6.      Nos termos do artigo 1.º do Decreto-lei n.º 17/2003, de 19 de maio, alterado pelo Decreto-lei n.º 57/2018, de 14 de novembro, doravante (SORCA), “Toda a pessoa que possa ser civilmente responsável pela reparação de danos patrimoniais e não patrimoniais decorrentes de lesões corporais ou materiais causados a terceiros, em acidente em que esteja implicado um veículo terrestre a motor, seus reboques e semirreboques, deve encontrar-se, nos termos do presente diploma, coberta por um seguro que garanta essa mesma responsabilidade”

7.      Nos termos do artigo 7.º do SORCA “O seguro de responsabilidade civil previsto nos artigos 1.º e 3.º, garante a obrigação de indemnizar estabelecida na lei civil até ao montante do capital obrigatoriamente seguro por sinistro e veículo causador e relativamente aos danos emergentes não excepcionados no presente diploma”; e,

8.     Nos termos do artigo 9.º (pessoas cuja responsabilidade é garantia) o n.º 1 dispõe que “O contrato de seguro garante a responsabilidade civil do segurado, das pessoas sujeitas à obrigação de segurar, nos termos previstos no artigo 4.º, e dos legítimos detentores e condutores do veículo”;

9.      Impendendo sobre o Estado, enquanto proprietário do veículo implicado no acidente (vide o n.º 1 do artigo 4.º e al. b) do artigo 2.º do SORCA), recai sobre o Estado o dever de indemnizar aos familiares dos militares vítimas do acidente de viação do 02 de abril pelos danos materiais e corporais que sofreram; e que danos e quem?
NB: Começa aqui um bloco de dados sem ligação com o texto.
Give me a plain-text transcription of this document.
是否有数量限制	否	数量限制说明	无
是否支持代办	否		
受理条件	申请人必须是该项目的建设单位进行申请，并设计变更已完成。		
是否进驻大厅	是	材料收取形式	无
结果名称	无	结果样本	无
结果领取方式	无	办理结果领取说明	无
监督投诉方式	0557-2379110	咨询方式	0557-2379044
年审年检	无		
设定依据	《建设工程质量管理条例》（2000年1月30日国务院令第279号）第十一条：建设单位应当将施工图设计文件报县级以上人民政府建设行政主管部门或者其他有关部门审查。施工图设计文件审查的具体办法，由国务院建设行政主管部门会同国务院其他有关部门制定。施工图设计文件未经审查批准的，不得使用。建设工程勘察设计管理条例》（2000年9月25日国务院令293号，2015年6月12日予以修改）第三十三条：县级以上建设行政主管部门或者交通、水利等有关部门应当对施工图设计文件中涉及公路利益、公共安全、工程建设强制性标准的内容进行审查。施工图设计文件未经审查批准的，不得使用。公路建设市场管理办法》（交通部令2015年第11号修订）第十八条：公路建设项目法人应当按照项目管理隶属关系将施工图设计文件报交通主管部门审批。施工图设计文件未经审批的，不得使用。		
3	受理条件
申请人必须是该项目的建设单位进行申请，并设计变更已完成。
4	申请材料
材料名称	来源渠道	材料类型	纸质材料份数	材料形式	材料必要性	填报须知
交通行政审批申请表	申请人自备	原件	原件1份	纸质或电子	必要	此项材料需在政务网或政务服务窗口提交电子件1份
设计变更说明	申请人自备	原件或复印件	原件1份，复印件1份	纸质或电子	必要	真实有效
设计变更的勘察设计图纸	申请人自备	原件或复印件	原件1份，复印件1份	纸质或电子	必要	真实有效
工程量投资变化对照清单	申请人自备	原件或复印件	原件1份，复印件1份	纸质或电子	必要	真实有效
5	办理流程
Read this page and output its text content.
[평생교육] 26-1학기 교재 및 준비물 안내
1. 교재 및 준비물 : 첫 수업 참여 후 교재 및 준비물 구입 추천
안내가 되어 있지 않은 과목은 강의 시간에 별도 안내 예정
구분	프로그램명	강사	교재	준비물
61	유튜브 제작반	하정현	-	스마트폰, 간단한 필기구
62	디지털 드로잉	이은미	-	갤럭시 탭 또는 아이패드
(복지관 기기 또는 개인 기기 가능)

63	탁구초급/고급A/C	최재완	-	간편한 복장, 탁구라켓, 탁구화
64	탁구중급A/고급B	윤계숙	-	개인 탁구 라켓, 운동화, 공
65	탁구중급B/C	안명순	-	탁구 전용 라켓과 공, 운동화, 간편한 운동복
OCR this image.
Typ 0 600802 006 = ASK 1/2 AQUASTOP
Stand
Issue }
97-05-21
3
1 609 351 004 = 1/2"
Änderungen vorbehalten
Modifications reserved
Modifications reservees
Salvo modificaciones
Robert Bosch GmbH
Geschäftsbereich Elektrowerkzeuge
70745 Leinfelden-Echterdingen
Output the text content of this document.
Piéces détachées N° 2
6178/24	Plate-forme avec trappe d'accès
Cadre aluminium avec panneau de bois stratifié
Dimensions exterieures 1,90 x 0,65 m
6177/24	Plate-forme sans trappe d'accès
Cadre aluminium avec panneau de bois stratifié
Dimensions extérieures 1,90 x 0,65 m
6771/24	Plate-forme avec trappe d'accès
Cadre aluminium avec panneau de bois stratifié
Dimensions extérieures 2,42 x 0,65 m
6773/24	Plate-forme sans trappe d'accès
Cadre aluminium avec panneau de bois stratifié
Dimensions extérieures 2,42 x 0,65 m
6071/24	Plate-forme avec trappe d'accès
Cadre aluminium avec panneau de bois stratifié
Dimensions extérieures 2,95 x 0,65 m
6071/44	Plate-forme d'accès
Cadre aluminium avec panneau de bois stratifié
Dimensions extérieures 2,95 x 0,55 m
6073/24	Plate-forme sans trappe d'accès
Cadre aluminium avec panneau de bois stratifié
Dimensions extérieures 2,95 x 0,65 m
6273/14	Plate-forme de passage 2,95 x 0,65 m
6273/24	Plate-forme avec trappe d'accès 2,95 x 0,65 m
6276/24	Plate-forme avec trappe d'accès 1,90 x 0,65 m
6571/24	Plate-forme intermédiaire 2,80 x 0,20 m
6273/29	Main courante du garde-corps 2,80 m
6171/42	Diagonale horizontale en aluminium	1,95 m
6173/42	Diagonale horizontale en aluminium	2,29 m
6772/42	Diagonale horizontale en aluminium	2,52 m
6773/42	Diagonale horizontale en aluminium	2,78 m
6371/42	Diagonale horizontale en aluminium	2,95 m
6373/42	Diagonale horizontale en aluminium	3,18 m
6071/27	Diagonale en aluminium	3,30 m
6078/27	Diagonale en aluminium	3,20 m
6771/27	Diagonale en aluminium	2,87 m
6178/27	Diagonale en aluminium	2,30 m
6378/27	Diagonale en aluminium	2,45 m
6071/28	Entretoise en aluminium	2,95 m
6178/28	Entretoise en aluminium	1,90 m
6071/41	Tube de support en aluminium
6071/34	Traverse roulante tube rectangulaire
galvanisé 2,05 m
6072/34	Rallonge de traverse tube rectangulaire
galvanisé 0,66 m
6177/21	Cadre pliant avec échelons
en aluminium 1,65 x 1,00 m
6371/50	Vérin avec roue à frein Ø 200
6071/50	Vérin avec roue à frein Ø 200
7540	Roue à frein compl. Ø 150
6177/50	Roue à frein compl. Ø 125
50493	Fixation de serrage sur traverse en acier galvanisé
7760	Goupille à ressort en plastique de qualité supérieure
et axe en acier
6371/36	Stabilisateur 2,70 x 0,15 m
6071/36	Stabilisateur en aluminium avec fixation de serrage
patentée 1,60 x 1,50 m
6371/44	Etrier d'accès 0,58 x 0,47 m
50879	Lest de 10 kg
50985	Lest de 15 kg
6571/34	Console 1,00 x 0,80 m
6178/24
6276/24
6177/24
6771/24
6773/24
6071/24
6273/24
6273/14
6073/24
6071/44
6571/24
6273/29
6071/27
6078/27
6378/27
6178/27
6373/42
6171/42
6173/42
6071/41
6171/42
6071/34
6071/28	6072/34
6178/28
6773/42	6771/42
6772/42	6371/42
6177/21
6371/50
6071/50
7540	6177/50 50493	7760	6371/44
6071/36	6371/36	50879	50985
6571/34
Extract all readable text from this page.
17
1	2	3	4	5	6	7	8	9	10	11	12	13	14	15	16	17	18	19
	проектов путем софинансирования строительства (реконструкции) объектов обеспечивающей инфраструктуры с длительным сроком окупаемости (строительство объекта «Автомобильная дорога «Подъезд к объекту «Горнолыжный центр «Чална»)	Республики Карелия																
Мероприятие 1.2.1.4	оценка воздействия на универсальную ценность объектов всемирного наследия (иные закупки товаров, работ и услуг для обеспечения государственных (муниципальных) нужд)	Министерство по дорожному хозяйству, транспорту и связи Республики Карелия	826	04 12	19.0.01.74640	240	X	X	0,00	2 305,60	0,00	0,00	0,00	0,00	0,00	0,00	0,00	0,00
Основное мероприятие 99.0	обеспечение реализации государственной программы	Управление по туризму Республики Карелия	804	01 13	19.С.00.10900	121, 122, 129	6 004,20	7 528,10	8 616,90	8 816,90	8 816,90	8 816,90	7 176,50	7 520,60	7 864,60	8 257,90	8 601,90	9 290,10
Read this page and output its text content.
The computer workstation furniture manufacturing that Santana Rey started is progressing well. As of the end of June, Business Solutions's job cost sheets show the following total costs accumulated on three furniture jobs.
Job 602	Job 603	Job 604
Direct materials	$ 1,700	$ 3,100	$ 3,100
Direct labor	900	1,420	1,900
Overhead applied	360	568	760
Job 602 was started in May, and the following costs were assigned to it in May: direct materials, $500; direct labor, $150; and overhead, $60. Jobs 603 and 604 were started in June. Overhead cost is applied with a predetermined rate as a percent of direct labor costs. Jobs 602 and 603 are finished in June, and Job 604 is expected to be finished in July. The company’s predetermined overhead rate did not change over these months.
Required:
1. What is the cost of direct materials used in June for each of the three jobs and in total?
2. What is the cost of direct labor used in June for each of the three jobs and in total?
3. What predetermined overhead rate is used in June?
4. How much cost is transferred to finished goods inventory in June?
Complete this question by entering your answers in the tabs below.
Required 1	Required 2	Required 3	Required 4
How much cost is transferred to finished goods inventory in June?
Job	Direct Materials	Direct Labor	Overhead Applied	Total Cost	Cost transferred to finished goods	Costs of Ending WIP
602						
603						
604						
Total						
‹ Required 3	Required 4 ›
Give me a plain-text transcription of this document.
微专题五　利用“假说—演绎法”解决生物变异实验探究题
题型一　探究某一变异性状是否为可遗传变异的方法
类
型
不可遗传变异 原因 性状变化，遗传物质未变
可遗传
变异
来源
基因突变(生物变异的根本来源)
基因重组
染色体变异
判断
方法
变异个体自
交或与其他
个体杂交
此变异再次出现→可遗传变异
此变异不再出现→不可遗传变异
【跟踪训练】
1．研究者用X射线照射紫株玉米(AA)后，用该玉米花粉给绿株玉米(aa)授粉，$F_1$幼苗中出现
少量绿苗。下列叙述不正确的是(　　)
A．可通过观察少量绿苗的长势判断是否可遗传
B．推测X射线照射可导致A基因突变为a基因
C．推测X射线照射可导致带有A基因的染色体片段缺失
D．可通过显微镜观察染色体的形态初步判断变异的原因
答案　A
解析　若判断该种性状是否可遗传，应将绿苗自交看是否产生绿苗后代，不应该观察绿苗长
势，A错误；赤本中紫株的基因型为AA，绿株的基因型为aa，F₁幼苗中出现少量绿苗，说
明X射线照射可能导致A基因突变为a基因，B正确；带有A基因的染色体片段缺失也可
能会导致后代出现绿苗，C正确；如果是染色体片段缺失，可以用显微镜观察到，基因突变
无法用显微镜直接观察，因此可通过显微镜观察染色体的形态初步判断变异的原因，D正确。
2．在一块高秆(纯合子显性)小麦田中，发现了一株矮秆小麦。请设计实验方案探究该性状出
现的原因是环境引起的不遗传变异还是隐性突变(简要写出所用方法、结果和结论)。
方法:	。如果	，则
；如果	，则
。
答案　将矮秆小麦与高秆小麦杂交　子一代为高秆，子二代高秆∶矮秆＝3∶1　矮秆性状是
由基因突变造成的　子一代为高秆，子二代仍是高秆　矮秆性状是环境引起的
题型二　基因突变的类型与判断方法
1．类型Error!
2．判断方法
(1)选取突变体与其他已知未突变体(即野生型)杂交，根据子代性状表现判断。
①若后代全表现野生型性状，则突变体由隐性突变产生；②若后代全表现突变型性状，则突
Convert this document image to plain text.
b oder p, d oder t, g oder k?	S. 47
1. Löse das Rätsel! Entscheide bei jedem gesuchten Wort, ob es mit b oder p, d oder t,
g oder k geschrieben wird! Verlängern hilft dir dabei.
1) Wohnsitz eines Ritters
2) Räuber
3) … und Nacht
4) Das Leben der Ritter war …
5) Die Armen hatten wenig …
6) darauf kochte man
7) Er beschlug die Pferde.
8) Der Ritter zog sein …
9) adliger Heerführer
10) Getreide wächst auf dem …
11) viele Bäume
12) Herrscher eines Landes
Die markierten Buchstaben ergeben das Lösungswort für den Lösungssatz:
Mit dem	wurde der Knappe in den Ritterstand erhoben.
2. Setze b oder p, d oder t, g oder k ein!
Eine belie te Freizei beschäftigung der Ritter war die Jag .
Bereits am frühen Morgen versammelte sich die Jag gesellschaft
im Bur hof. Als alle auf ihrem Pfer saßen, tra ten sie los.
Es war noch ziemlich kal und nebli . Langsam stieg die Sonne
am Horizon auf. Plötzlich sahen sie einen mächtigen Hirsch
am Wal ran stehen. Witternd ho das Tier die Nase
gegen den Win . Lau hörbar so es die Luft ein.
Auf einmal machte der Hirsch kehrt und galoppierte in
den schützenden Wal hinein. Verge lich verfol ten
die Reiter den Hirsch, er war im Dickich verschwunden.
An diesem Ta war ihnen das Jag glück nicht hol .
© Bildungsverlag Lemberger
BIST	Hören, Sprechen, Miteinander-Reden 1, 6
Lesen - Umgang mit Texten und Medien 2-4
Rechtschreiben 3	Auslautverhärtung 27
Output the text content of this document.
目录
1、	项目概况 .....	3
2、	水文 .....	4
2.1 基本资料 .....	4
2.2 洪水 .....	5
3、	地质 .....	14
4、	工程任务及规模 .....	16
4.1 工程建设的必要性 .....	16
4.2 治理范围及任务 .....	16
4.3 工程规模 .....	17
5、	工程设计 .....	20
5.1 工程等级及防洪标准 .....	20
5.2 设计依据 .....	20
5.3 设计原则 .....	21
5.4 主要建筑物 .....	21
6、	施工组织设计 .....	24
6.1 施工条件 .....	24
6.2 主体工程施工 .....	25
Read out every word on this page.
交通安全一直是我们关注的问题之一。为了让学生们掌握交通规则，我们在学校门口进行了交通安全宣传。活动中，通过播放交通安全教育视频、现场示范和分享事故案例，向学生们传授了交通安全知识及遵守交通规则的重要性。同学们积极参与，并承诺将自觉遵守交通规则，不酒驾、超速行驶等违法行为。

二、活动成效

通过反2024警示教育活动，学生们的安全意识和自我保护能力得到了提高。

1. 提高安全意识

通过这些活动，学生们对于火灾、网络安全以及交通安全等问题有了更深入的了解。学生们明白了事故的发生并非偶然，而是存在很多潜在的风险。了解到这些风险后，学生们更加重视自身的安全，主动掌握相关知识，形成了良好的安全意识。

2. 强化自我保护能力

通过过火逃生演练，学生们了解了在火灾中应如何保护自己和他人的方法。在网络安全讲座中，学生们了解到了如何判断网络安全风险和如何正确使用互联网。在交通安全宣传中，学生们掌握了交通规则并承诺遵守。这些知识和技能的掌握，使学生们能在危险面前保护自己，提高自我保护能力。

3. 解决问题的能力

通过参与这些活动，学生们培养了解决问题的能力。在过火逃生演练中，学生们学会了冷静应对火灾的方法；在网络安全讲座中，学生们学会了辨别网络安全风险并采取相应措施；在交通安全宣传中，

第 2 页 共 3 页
10.  Nos termos do artigo 30.º /1 do SORCA “O direito à reparação, por lesões corporais e morte, compreende, em conformidade com o regime do seguro obrigatório de acidentes de trabalho e doenças profissionais, as seguintes prestações:

10.1.        Em dinheiro: indemnização por incapacidade temporária absoluta ou parcial para o trabalho; pensão vitalícia correspondente à redução na capacidade de trabalho ou de ganho, em caso de incapacidade permanente; pensões aos familiares dos lesados; despesas de funeral no caso de morte que assume a natureza de uma prestação única;

10.2.       No caso de dano de morte (n.º 4) os beneficiários legais podem receber por danos não patrimoniais com limite previsto na alínea b) do n.º 1 do artigo 508.º do Código Civil até à concorrência do capital seguro;

11.   Nos termos do artigo 10.º/2 do SORCA, “O capital obrigatoriamente seguro para as lesões corporais tem por limite ECV 50.000.000$00 (cinquenta milhões de escudos) por sinistro, seja qual for o número de vítimas;

12.  Ora, abstraindo da afronta e desprezo pelas vidas das pessoas que o limite do capital seguro (imposto ao Estado pelas seguradoras) representa, quando em termos comparados, esse limite, desde 1 de junho de 2012 é fixado num mínimo de € 5.000.000,00 (cinco milhões de euros), o equivalente a ECV 551.325.000$00 (quinhentos e cinquenta e um milhões, e trezentos e vinte e cinco mil escudos); e de € 1.000.000,00 (um milhão de euros), o equivalente a ECV 110.265.000 (cento e dez milhões, duzentos e sessenta e cinco mil escudos) para os danos materiais;

13.  São, ainda, devidos aos familiares (herdeiros hábeis) de cada um dos militares vitimas do acidente de 02 de abril de 2023, para além da “pensão de preço de sangue a que se refere a resolução n.º 28/2023, de 04 de abril, e nos termos conjugados das h), k) e l) do EM, com a al. b) do n.º 1 e n.º 4 do artigo 30.º do SORCA, as seguintes prestações:

1.      Em dinheiro, a título de indemnização por danos não patrimoniais (dano de morte), no valor de entre um mínimo de ECV 2.500.000$00 (dois milhões e quinhentos mil escudos), até ECV 6.250.000$00 (seis milhões, duzentos e cinquenta mil escudos) atento ao capital seguro a que se refere o n.º 2 do artigo 10.º do SORCA, e o número de vítimas mortais (oito);

2.     Em dinheiro, a título de encargos/despesas com o funeral a pagar em prestações únicas; e,

3.     Ainda, o direito a assistência médica, medicamentosa e hospitalar, nos termos do regime de segurança social.